Kendi icat ettiği araçların kölesi!

İnsan yok oldu çoktan.

Ruhunu şeytana sattı insan; Goethe’nin Faust’ta ürpertici bir dille, enfes bir şekilde tasvir ettiği gibi. İnsan, nefsine zulmetti, kendini aldattı. Kendisinin de dünyanın da hayatını kararttı.

İNSANIN GAFLETİ: KENDİNE ZULMETMESİ

Modern, pagan Batı uygarlığı, insanı aklın hapishanesine hapsetti önce: Aklı kutsadı ama kutsanan aklı kustu hayat! Tam anlamıyla olan buydu: Akıl kral oldu. Bir dünya kurdu. Tabiata boyun eğdirdi. Bütün kıtaları dize getirdi, bütün medeniyetleri fosilleştirerek izafileştirdi, işlevsizleştirdi, aşağılık kompleksine sürükledi bütün medeniyetlerin çocuklarını ve tarihin dışına itti.
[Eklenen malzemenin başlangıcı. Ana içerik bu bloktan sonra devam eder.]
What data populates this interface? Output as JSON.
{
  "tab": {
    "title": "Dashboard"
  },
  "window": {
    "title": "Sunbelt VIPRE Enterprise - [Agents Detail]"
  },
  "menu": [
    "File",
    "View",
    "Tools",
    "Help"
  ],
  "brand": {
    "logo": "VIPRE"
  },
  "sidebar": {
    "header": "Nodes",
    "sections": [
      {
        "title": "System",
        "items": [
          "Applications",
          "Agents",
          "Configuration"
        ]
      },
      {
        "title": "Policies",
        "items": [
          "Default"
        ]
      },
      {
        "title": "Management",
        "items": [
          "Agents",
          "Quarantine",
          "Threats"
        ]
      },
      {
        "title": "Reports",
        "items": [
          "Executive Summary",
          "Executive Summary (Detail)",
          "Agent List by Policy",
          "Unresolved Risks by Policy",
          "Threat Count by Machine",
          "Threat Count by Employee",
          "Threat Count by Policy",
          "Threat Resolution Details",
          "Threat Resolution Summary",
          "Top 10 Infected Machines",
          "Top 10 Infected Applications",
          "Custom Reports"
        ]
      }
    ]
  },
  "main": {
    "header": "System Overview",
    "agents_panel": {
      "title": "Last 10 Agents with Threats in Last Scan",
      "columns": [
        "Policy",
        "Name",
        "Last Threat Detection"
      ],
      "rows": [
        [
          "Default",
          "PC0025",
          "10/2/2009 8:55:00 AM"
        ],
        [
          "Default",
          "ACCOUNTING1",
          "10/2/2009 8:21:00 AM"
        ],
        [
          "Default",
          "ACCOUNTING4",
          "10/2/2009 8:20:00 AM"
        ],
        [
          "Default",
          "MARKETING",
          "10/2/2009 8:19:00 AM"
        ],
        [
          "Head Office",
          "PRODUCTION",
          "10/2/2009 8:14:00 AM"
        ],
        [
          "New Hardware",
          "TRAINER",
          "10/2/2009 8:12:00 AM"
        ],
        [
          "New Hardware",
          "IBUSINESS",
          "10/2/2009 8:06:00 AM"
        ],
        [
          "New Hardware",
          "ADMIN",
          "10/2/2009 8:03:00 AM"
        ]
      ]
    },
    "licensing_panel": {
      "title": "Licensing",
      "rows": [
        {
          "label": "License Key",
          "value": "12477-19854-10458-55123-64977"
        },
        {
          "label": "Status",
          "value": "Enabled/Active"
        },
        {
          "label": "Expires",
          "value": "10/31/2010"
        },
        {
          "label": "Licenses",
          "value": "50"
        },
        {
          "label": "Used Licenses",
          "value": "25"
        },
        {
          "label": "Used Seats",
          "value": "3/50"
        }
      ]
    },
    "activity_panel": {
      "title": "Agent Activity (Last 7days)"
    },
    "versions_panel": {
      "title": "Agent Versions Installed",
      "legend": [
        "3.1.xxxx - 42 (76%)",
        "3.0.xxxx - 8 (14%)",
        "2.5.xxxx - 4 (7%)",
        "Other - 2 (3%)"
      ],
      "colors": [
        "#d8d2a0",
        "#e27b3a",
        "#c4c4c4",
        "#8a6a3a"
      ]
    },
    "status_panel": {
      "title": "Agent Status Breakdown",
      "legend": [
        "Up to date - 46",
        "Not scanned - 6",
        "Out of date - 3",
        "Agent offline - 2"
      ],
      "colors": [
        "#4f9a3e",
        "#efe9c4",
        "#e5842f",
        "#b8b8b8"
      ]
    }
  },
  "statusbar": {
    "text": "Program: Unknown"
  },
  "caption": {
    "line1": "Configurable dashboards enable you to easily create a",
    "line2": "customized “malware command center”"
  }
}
Aklın aşırılıkları, dünyayı cehenneme çevirdi: Modern, seküler insan, dünyaya hâkim oldu ama kendine, kendi tutkularına hâkim olamadı!

Tutkularının kölesi, ürettiği araçların esiri olan seküler, ruhsuz modern insan, sadece Tanrı fikrini, hakikat fikrini yok etmekle, tabiatı delik deşik etmekle, bütün medeniyetleri fosilleşmiş antropolojik ölü malzemelere dönüştürmekle kalmadı!

Sadece kendi dışındaki varlıklara, tabiata, diğer medeniyetlerin insanlarına zulmetmekte kalmadı; kendine de zulmetti.

Asıl kendine zulmettiği için, başkalarına da zulmetti.

Yalnızca İslâm düşüncesi, İslâm düşüncesinin sarsılmaz muhkem pınarı Kur’ân, insanın kendine zulmetmesinden söz eder; insana kendine zulmetmemesi gerektiğini söyler her dem diri, her dem taze her dem diriltici bir ruhla ve dille...

İnsanın kendine zulmetmesi nedir peki?

Gaflet’tir.

Gaflet, insanın Rabbi’ni unutması, bağlantısını koparması, Rab’lik taslamaya kalkışması fakat boşluğa yuvarlanmaktan, boyun erdirdiği tabiatı kullanarak geliştirdiği araçların kölesine dönüşmekten kurtulamaması...

İnsanın, kendine zulmetmesi, birkaç düzlemde tezahür etti:

Birincisi, Yaratıcısı ile ontolojik irtibatı koparması.

İkincisi, kendisini Tanrı konumuna yerleştirmesi, kalbini, ruhunu yitirmesi, tabiata ve her şeye hükmetmesi, tabiatı ve her şeyi sömürgeleştirmesi, köleleştirmesi...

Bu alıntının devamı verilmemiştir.